The size and make-up of the Agricultural Land Commission (ALC) Board will be changed.  The minimum size of the Board will be increased to 13 individuals; the Lieutenant Governor in Council will appoint 6 vice chairs, each of whom must be resident in a different panel region; and provides for the appointment by the minister of additional members of the commission.  A condition of the appointment will be that the Commission members maintain residency in the region that they were originally appointed from. If a vice chair or member ceases to be a resident in that original panel region, his or her appointment expires.

The Province is looking to modernize the Commission's operations, such as establishing governance and accountability frameworks for the ALC, in line with other government agencies, boards and commissions.  Service standards will be developed and implemented and vacancies will continue to be filled, including the appointment of a CEO through a merit-based hiring process.
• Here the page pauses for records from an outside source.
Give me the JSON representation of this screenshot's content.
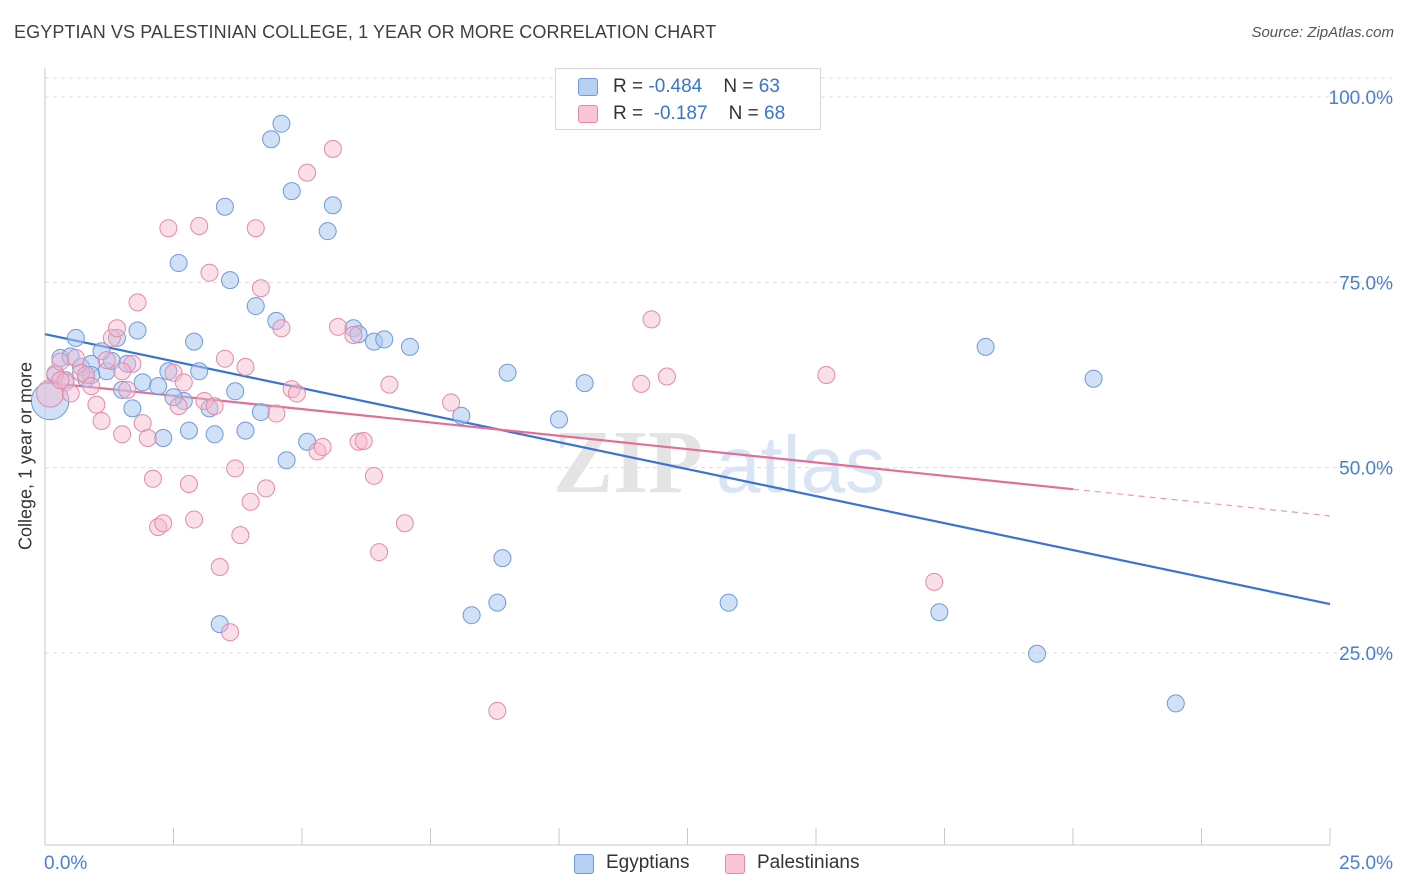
{
  "title": "EGYPTIAN VS PALESTINIAN COLLEGE, 1 YEAR OR MORE CORRELATION CHART",
  "source": "Source: ZipAtlas.com",
  "colors": {
    "blue": "#3b73d0",
    "blue_fill": "#aac8f0",
    "pink": "#e07098",
    "pink_fill": "#f5b8cc",
    "axis_label_blue": "#4a7fd0"
  },
  "legend": {
    "egyptians": {
      "r_label": "R = ",
      "r_value": "-0.484",
      "n_label": "N = ",
      "n_value": "63"
    },
    "palestinians": {
      "r_label": "R = ",
      "r_value": "-0.187",
      "n_label": "N = ",
      "n_value": "68"
    }
  },
  "bottom_legend": {
    "egyptians": "Egyptians",
    "palestinians": "Palestinians"
  },
  "chart_data": {
    "type": "scatter",
    "title": "EGYPTIAN VS PALESTINIAN COLLEGE, 1 YEAR OR MORE CORRELATION CHART",
    "xlabel": "",
    "ylabel": "College, 1 year or more",
    "x_tick_labels": [
      "0.0%",
      "25.0%"
    ],
    "y_tick_labels": [
      "100.0%",
      "75.0%",
      "50.0%",
      "25.0%"
    ],
    "xlim": [
      0,
      25
    ],
    "ylim": [
      0,
      102
    ],
    "y_ticks": [
      100,
      75,
      50,
      25
    ],
    "grid": "horizontal dashed",
    "watermark": "ZIPatlas",
    "series": [
      {
        "name": "Egyptians",
        "color": "#3b73d0",
        "r": -0.484,
        "n": 63,
        "trend": {
          "x0": 0,
          "y0": 68.0,
          "x1": 25,
          "y1": 31.6,
          "dashed_from": null
        },
        "points": [
          [
            0.1,
            59.0,
            2.2
          ],
          [
            0.2,
            62.5,
            1
          ],
          [
            0.3,
            64.8,
            1
          ],
          [
            0.4,
            61.8,
            1
          ],
          [
            0.5,
            65.0,
            1
          ],
          [
            0.6,
            67.5,
            1
          ],
          [
            0.7,
            63.6,
            1
          ],
          [
            0.8,
            62.0,
            1
          ],
          [
            0.9,
            64.0,
            1
          ],
          [
            1.2,
            63.0,
            1
          ],
          [
            1.3,
            64.4,
            1
          ],
          [
            1.4,
            67.5,
            1
          ],
          [
            1.5,
            60.5,
            1
          ],
          [
            1.6,
            64.0,
            1
          ],
          [
            1.7,
            58.0,
            1
          ],
          [
            1.8,
            68.5,
            1
          ],
          [
            1.9,
            61.5,
            1
          ],
          [
            2.2,
            61.0,
            1
          ],
          [
            2.3,
            54.0,
            1
          ],
          [
            2.4,
            63.0,
            1
          ],
          [
            2.6,
            77.6,
            1
          ],
          [
            2.7,
            59.0,
            1
          ],
          [
            2.8,
            55.0,
            1
          ],
          [
            2.9,
            67.0,
            1
          ],
          [
            3.0,
            63.0,
            1
          ],
          [
            3.2,
            58.0,
            1
          ],
          [
            3.3,
            54.5,
            1
          ],
          [
            3.4,
            28.9,
            1
          ],
          [
            3.5,
            85.2,
            1
          ],
          [
            3.6,
            75.3,
            1
          ],
          [
            3.9,
            55.0,
            1
          ],
          [
            4.1,
            71.8,
            1
          ],
          [
            4.2,
            57.5,
            1
          ],
          [
            4.4,
            94.3,
            1
          ],
          [
            4.5,
            69.8,
            1
          ],
          [
            4.6,
            96.4,
            1
          ],
          [
            4.7,
            51.0,
            1
          ],
          [
            4.8,
            87.3,
            1
          ],
          [
            5.1,
            53.5,
            1
          ],
          [
            5.5,
            81.9,
            1
          ],
          [
            5.6,
            85.4,
            1
          ],
          [
            6.0,
            68.8,
            1
          ],
          [
            6.1,
            68.0,
            1
          ],
          [
            6.4,
            67.0,
            1
          ],
          [
            6.6,
            67.3,
            1
          ],
          [
            7.1,
            66.3,
            1
          ],
          [
            8.1,
            57.0,
            1
          ],
          [
            8.3,
            30.1,
            1
          ],
          [
            8.8,
            31.8,
            1
          ],
          [
            8.9,
            37.8,
            1
          ],
          [
            9.0,
            62.8,
            1
          ],
          [
            10.0,
            56.5,
            1
          ],
          [
            10.5,
            61.4,
            1
          ],
          [
            13.3,
            31.8,
            1
          ],
          [
            17.4,
            30.5,
            1
          ],
          [
            18.3,
            66.3,
            1
          ],
          [
            19.3,
            24.9,
            1
          ],
          [
            20.4,
            62.0,
            1
          ],
          [
            22.0,
            18.2,
            1
          ],
          [
            1.1,
            65.7,
            1
          ],
          [
            0.9,
            62.5,
            1
          ],
          [
            2.5,
            59.5,
            1
          ],
          [
            3.7,
            60.3,
            1
          ]
        ]
      },
      {
        "name": "Palestinians",
        "color": "#e07098",
        "r": -0.187,
        "n": 68,
        "trend": {
          "x0": 0,
          "y0": 61.5,
          "x1": 25,
          "y1": 43.5,
          "dashed_from": 20
        },
        "points": [
          [
            0.1,
            60.0,
            1.6
          ],
          [
            0.2,
            62.7,
            1
          ],
          [
            0.3,
            64.3,
            1
          ],
          [
            0.4,
            61.5,
            1
          ],
          [
            0.5,
            60.0,
            1
          ],
          [
            0.6,
            64.8,
            1
          ],
          [
            0.7,
            62.8,
            1
          ],
          [
            0.8,
            62.5,
            1
          ],
          [
            0.9,
            61.0,
            1
          ],
          [
            1.0,
            58.5,
            1
          ],
          [
            1.1,
            56.3,
            1
          ],
          [
            1.2,
            64.5,
            1
          ],
          [
            1.3,
            67.5,
            1
          ],
          [
            1.4,
            68.8,
            1
          ],
          [
            1.5,
            54.5,
            1
          ],
          [
            1.6,
            60.5,
            1
          ],
          [
            1.7,
            64.0,
            1
          ],
          [
            1.8,
            72.3,
            1
          ],
          [
            1.9,
            56.0,
            1
          ],
          [
            2.0,
            54.0,
            1
          ],
          [
            2.1,
            48.5,
            1
          ],
          [
            2.2,
            42.0,
            1
          ],
          [
            2.3,
            42.5,
            1
          ],
          [
            2.4,
            82.3,
            1
          ],
          [
            2.5,
            62.8,
            1
          ],
          [
            2.6,
            58.3,
            1
          ],
          [
            2.7,
            61.5,
            1
          ],
          [
            2.8,
            47.8,
            1
          ],
          [
            2.9,
            43.0,
            1
          ],
          [
            3.0,
            82.6,
            1
          ],
          [
            3.1,
            59.0,
            1
          ],
          [
            3.2,
            76.3,
            1
          ],
          [
            3.3,
            58.3,
            1
          ],
          [
            3.4,
            36.6,
            1
          ],
          [
            3.5,
            64.7,
            1
          ],
          [
            3.6,
            27.8,
            1
          ],
          [
            3.7,
            49.9,
            1
          ],
          [
            3.8,
            40.9,
            1
          ],
          [
            3.9,
            63.6,
            1
          ],
          [
            4.0,
            45.4,
            1
          ],
          [
            4.1,
            82.3,
            1
          ],
          [
            4.2,
            74.2,
            1
          ],
          [
            4.3,
            47.2,
            1
          ],
          [
            4.5,
            57.3,
            1
          ],
          [
            4.6,
            68.8,
            1
          ],
          [
            4.8,
            60.6,
            1
          ],
          [
            4.9,
            60.0,
            1
          ],
          [
            5.1,
            89.8,
            1
          ],
          [
            5.3,
            52.2,
            1
          ],
          [
            5.4,
            52.8,
            1
          ],
          [
            5.6,
            93.0,
            1
          ],
          [
            5.7,
            69.0,
            1
          ],
          [
            6.0,
            67.9,
            1
          ],
          [
            6.1,
            53.5,
            1
          ],
          [
            6.2,
            53.6,
            1
          ],
          [
            6.4,
            48.9,
            1
          ],
          [
            6.5,
            38.6,
            1
          ],
          [
            6.7,
            61.2,
            1
          ],
          [
            7.0,
            42.5,
            1
          ],
          [
            7.9,
            58.8,
            1
          ],
          [
            8.8,
            17.2,
            1
          ],
          [
            11.6,
            61.3,
            1
          ],
          [
            11.8,
            70.0,
            1
          ],
          [
            12.1,
            62.3,
            1
          ],
          [
            15.2,
            62.5,
            1
          ],
          [
            17.3,
            34.6,
            1
          ],
          [
            0.3,
            61.8,
            1
          ],
          [
            1.5,
            63.0,
            1
          ]
        ]
      }
    ]
  }
}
In addition, the Province has introduced amendments to the Local Government Act (section 879) to improve land use planning coordination with local government. Local governments will be required to engage the ALC earlier in land use planning processes, such as Official Community Plans.  Currently the ALC is engaged after first reading.  Going forward, they will be engaged before the bylaw reaches first reading. The goal is to achieve more timely and efficient decisions through better coordination.

The Province has also indicated that β€œin consultation with the ALC, B.C.'s agricultural industry and the Union of BC Municipalities, amendments will be considered to current regulations to allow new, limited, value-added farming activities, such as food processing, on farmland. This responds to concerns from farmers that regulations prevent them from growing their agricultural businesses.”  In Zone 2, the Province has suggested that it will be looking for even broader flexibility in the regulations to consider non-agricultural home-based businesses.

The UBCM Executive has reviewed the legislative amendments. The Executive has indicated that it is interested in working with the ministry, the ALC and the agricultural industry in developing new regulations to ensure the preservation of farmland and to help the farming community. However, it has not yet determined whether or not it supports the legislative changes to the Agricultural Land Commission and will be seeking further consultation with the Province on this matter.